И так же незаметно для себя мы приведены к пониманию этого Чеховым, как Гоголь приводил нас в «Старосветских помещиках» от насмешки над своими «пародиями на человечество» к глубокому к ним состраданию. «Но отчего же это очарование? – писал о «Старосветских помещиках» Белинский. – Вы видите всю пошлость, всю гадость этой жизни животной, уродливой, карикатурной и между тем принимаете такое участие в персонажах повести… И как сильна и глубока поэзия Гоголя в своей наружной простоте и мелкости!».[82] Гоголь сам указывал на глубоко сложную природу своего юмора: «Не то на свете дивно устроено: веселое мигом обратится в печальное, если только долго застоишься перед ним, и тогда Бог знает что взбредет в голову…» («Мертвые души». Гл. III). Чехов в «Душечке», а затем в «Вишневом саде» показал, что он в полной мере овладел секретами этого человечного гоголевского комизма.
Итак, если верно высказанное предположение о том, что в первой четверти 1897 года Чехов вновь перечитал Гоголя, еще раз вдумаемся в смысл такого обращения.
Начало этого года – поворотный момент в личной и творческой судьбе Чехова.

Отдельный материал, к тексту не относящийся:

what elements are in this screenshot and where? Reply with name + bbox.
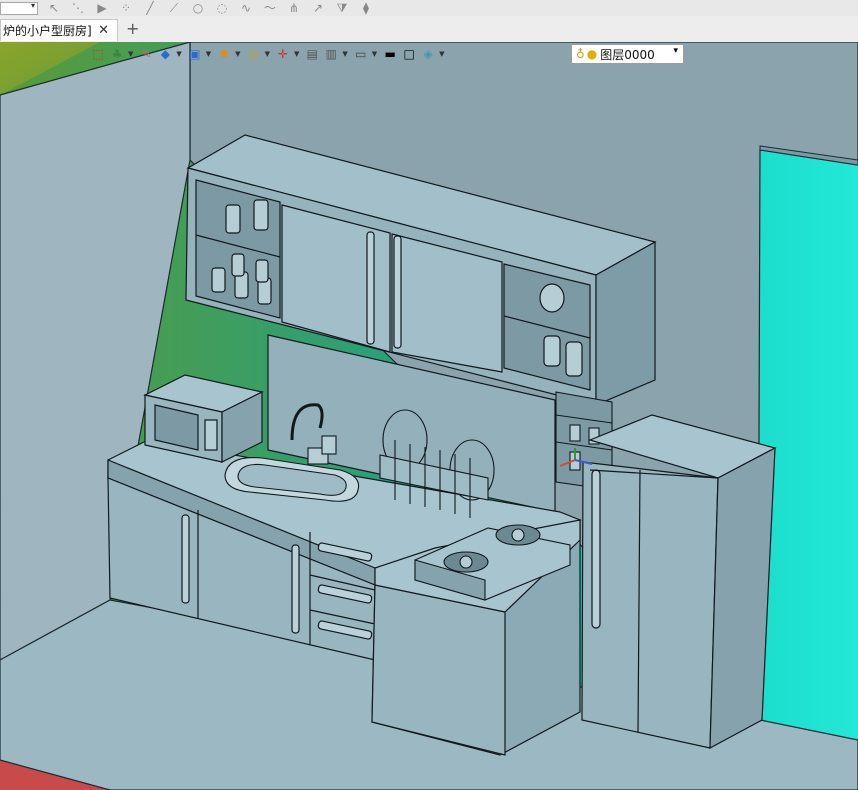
sketch-tool-icon[interactable]: ♣: [109, 46, 125, 62]
hatch-icon[interactable]: ⧫: [358, 2, 374, 14]
layer-name: 图层0000: [600, 47, 655, 62]
chevron-down-icon[interactable]: ▼: [342, 50, 347, 58]
sun-icon[interactable]: ●: [587, 47, 597, 61]
chevron-down-icon[interactable]: ▼: [176, 50, 181, 58]
refrigerator: [581, 414, 777, 750]
select-icon[interactable]: ↖: [46, 2, 62, 14]
chevron-down-icon[interactable]: ▼: [372, 50, 377, 58]
3d-viewport[interactable]: [0, 42, 858, 790]
layer-icon[interactable]: ◈: [420, 46, 436, 62]
stamp-icon[interactable]: ⧩: [334, 2, 350, 14]
render-mode-icon[interactable]: ▣: [187, 46, 203, 62]
document-tab[interactable]: 炉的小户型厨房] ✕: [0, 19, 118, 41]
tab-title: 炉的小户型厨房]: [3, 24, 92, 38]
line-color-icon[interactable]: ▬: [382, 46, 398, 62]
microwave: [143, 374, 264, 463]
monitor-icon[interactable]: ▭: [353, 46, 369, 62]
circle-icon[interactable]: ○: [190, 2, 206, 14]
document-tabbar: 炉的小户型厨房] ✕ +: [0, 16, 858, 43]
select-arrow-icon[interactable]: ⬚: [90, 46, 106, 62]
display-icon[interactable]: ▥: [323, 46, 339, 62]
chevron-down-icon[interactable]: ▼: [206, 50, 211, 58]
chevron-down-icon[interactable]: ▼: [128, 50, 133, 58]
fill-color-icon[interactable]: ✺: [216, 46, 232, 62]
play-icon[interactable]: ▶: [94, 2, 110, 14]
material-icon[interactable]: ◎: [246, 46, 262, 62]
layer-selector[interactable]: ♁ ● 图层0000 ▾: [571, 44, 684, 64]
line-icon[interactable]: ╱: [142, 2, 158, 14]
trim-icon[interactable]: ⋔: [286, 2, 302, 14]
dots-icon[interactable]: ⁘: [118, 2, 134, 14]
view-icon[interactable]: ▤: [304, 46, 320, 62]
chevron-down-icon[interactable]: ▾: [673, 46, 678, 56]
curve-icon[interactable]: 〜: [262, 2, 278, 14]
top-toolbar: ▾ ↖ ⋱ ▶ ⁘ ╱ ⟋ ○ ◌ ∿ 〜 ⋔ ↗ ⧩ ⧫: [0, 0, 858, 17]
bulb-icon[interactable]: ♁: [576, 47, 585, 61]
workspace-combo[interactable]: ▾: [0, 1, 38, 15]
arrow-icon[interactable]: ↗: [310, 2, 326, 14]
close-icon[interactable]: ✕: [98, 23, 109, 38]
chevron-down-icon[interactable]: ▼: [265, 50, 270, 58]
chevron-down-icon[interactable]: ▼: [235, 50, 240, 58]
render-toolbar: ⬚ ♣ ▼ ✎ ◆ ▼ ▣ ▼ ✺ ▼ ◎ ▼ ✛ ▼ ▤ ▥ ▼ ▭ ▼ ▬ □ ◈ ▼: [90, 44, 450, 64]
measure-icon[interactable]: ✎: [138, 46, 154, 62]
solid-box-icon[interactable]: ◆: [157, 46, 173, 62]
kitchen-scene: [0, 42, 858, 790]
arc-icon[interactable]: ◌: [214, 2, 230, 14]
polyline-icon[interactable]: ⟋: [166, 2, 182, 14]
chevron-down-icon[interactable]: ▼: [294, 50, 299, 58]
spline-icon[interactable]: ∿: [238, 2, 254, 14]
point-icon[interactable]: ⋱: [70, 2, 86, 14]
chevron-down-icon[interactable]: ▼: [439, 50, 444, 58]
new-tab-button[interactable]: +: [126, 19, 139, 38]
face-color-icon[interactable]: □: [401, 46, 417, 62]
origin-axis-icon[interactable]: ✛: [275, 46, 291, 62]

Возраст Пушкина. Вышли «Мужики», и обрушилась волна критических, общественных споров. После «Мужиков», говорил Чехов, он почувствовал исчерпанность для своего творчества мелиховского материала, намечался переезд в иные края. Тогда же – кровь из горла, клиника Остроумова. Наступила творческая пауза, время раздумий, выбора новых путей.
И в это самое время, как и за десять лет до того, после ухода из малой прессы и накануне «Степи», Чехов обращается к тому же живительное источнику, к Гоголю.

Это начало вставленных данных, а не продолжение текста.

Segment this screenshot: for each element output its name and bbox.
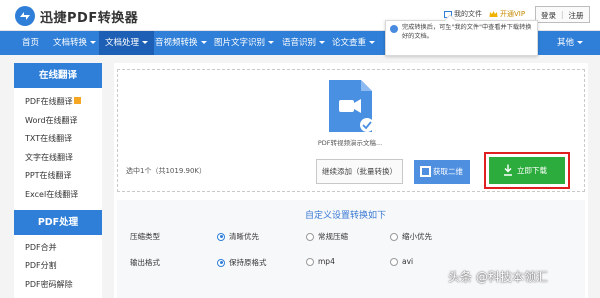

Следующий, 98-й год дал русской литературе два шедевра – «Человека в футляре» и «Душечку».
Лесков в литературных полемиках
Владимир Соловьев, откликаясь в 1895 году на смерть Лескова, назвал самым поразительным качеством покойного «страстность» его натуры, «постоянное кипение душевной жизни» и еще раз подчеркнул «страстное, неспокойное отношение к изображаемым предметам».[83]

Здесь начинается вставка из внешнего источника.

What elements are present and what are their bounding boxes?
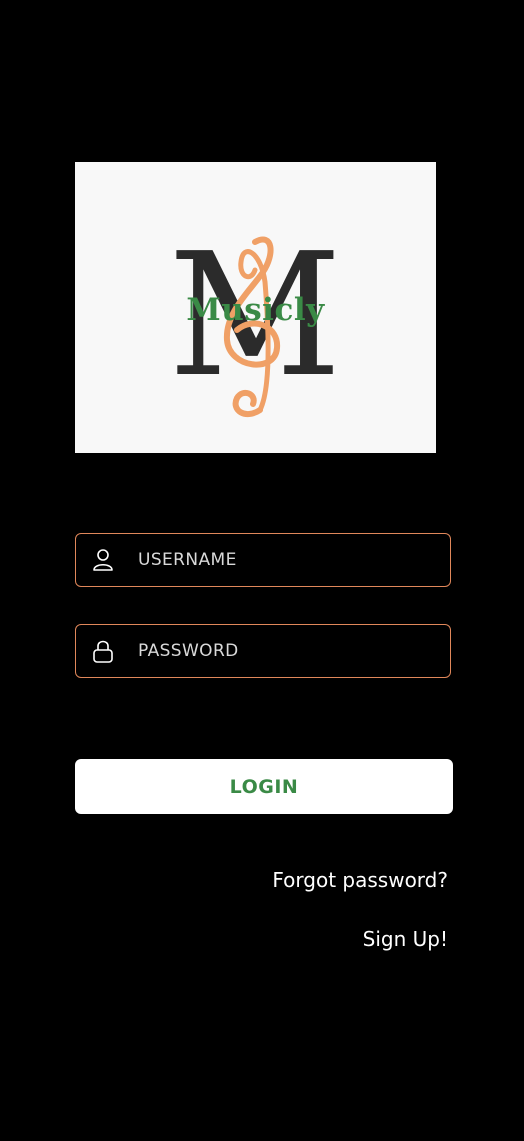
lock-icon xyxy=(93,640,113,663)
username-input[interactable] xyxy=(138,534,438,585)
user-icon xyxy=(93,549,113,571)
username-field[interactable] xyxy=(75,533,451,587)
password-field[interactable] xyxy=(75,624,451,678)
forgot-password-link[interactable]: Forgot password? xyxy=(272,868,448,892)
app-logo: M Musicly xyxy=(75,162,436,453)
password-input[interactable] xyxy=(138,625,438,676)
sign-up-link[interactable]: Sign Up! xyxy=(363,927,448,951)
login-button[interactable]: LOGIN xyxy=(75,759,453,814)
logo-wordmark: Musicly xyxy=(186,292,325,328)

Ни в чем, пожалуй, эта страстность Лескова-писателя не проявилась так наглядно, как в тех литературных полемиках, которые он вел (точнее сказать – в которые он бросался) с первых своих шагов в литературе.[84]
Уже в «Овцебыке», этом раннем опыте создания образа русского праведника, Лесков отдает главному герою такой отзыв о современных писателях: «Болты болтают, а сами ничего не знают… Лжепророки… во имя народа». Прямого адресата этой язвительной характеристики нетрудно узнать из таких высказываний Овцебыка: «Что ж мне делать? Сердце мое не терпит этой цивилизации, этой нобилизации, этой стерворизации! <…> – Да что ж ты поделаешь? – О, когда б я знал, что с этим можно сделать! Я наощупь иду!» (1, 49).[85]